Nearly $365 million has already been awarded to foreign corporations under NAFTA and CAFTA, to be paid by taxpayers, while over $13 billion remains pending in such investor-state cases. Eleven member organizations of the IWG stated in a letter to the USTR: "[I]t is our common conviction that if we are to respect the integrity of God’s creation, then the natural world, with all its richness and diversity, must not be sacrificed to shortsighted profit motivations. Unfortunately, the investor-state provisions under negotiation in the Trans-Pacific Partnership undermine the very principles of human dignity and respect for the integrity of God’s creation..."

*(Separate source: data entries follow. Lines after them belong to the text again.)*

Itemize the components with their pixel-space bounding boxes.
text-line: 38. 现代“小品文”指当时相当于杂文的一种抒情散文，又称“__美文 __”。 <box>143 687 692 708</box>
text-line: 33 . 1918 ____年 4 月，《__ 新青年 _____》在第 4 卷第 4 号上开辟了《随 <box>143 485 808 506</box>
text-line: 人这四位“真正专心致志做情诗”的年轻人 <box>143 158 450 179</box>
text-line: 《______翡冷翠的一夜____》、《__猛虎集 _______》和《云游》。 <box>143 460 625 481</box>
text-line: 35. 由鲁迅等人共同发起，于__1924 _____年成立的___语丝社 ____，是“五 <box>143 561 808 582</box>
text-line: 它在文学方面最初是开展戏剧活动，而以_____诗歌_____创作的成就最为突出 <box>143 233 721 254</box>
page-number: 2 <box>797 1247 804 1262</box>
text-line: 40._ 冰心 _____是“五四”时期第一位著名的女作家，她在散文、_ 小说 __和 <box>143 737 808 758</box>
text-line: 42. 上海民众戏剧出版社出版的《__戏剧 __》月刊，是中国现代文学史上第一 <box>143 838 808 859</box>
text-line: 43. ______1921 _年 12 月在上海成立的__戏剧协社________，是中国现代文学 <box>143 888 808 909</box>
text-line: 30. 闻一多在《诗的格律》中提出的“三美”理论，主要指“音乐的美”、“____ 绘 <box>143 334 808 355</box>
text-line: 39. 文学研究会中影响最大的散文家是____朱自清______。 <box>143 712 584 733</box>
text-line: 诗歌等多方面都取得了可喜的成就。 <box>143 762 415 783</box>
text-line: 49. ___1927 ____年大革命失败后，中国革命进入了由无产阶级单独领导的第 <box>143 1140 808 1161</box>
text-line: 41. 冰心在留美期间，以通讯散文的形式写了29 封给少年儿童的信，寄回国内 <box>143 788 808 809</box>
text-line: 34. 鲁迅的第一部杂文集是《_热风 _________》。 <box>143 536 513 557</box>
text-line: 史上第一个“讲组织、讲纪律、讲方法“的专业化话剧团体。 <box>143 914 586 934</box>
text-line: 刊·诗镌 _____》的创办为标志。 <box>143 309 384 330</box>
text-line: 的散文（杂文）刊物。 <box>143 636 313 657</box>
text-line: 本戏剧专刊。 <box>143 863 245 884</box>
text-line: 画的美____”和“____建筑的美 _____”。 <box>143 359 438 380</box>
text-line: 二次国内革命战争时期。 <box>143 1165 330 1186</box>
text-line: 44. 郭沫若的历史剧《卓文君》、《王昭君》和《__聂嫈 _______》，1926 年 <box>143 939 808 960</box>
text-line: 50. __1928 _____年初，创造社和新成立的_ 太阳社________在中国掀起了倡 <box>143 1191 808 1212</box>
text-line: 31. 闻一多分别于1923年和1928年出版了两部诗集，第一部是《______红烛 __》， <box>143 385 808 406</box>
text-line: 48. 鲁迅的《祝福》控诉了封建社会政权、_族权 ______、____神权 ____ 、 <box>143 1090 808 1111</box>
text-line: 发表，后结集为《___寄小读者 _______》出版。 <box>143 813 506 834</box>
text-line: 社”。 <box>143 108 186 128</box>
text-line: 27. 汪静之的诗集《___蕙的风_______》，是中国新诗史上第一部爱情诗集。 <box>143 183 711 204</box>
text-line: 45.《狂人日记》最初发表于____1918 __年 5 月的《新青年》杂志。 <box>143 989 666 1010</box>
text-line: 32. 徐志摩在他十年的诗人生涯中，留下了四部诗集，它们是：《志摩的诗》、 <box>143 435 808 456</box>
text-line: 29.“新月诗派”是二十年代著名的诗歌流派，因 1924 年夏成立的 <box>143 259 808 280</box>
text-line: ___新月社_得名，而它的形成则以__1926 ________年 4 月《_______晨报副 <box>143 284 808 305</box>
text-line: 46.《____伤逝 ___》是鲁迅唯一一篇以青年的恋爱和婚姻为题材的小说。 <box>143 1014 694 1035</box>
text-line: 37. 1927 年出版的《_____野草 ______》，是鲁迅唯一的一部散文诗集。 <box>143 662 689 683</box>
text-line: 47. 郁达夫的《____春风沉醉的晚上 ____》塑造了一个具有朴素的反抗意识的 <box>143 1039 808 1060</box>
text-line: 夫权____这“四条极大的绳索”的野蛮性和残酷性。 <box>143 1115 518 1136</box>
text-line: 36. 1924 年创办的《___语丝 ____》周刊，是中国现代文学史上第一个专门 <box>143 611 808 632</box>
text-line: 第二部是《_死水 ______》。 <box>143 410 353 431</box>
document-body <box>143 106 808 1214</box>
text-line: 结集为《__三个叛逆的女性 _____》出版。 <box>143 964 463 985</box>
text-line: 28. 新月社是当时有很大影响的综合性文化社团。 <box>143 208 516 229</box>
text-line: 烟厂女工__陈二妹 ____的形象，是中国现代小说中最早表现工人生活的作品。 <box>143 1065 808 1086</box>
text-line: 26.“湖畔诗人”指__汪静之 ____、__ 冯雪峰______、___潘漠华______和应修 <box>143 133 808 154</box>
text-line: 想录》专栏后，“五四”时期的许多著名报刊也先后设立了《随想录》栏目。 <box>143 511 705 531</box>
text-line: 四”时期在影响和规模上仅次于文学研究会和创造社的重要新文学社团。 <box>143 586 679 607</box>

In mid-October a group of 11 senators led by Sen. Ron Wyden (D-OR) encouraged Kirk to ensure that negotiators remain firm on legally binding environment chapters in any agreement that arises out of Trans Pacific Partnership talks. The senators stated that "[a] binding and enforceable TPP environment chapter that stands up for American interests is critical to our support of the TPP." They also cautioned that other chapters in the proposed TPP agreement, such as the investment chapter, not undermine the goals of the environment.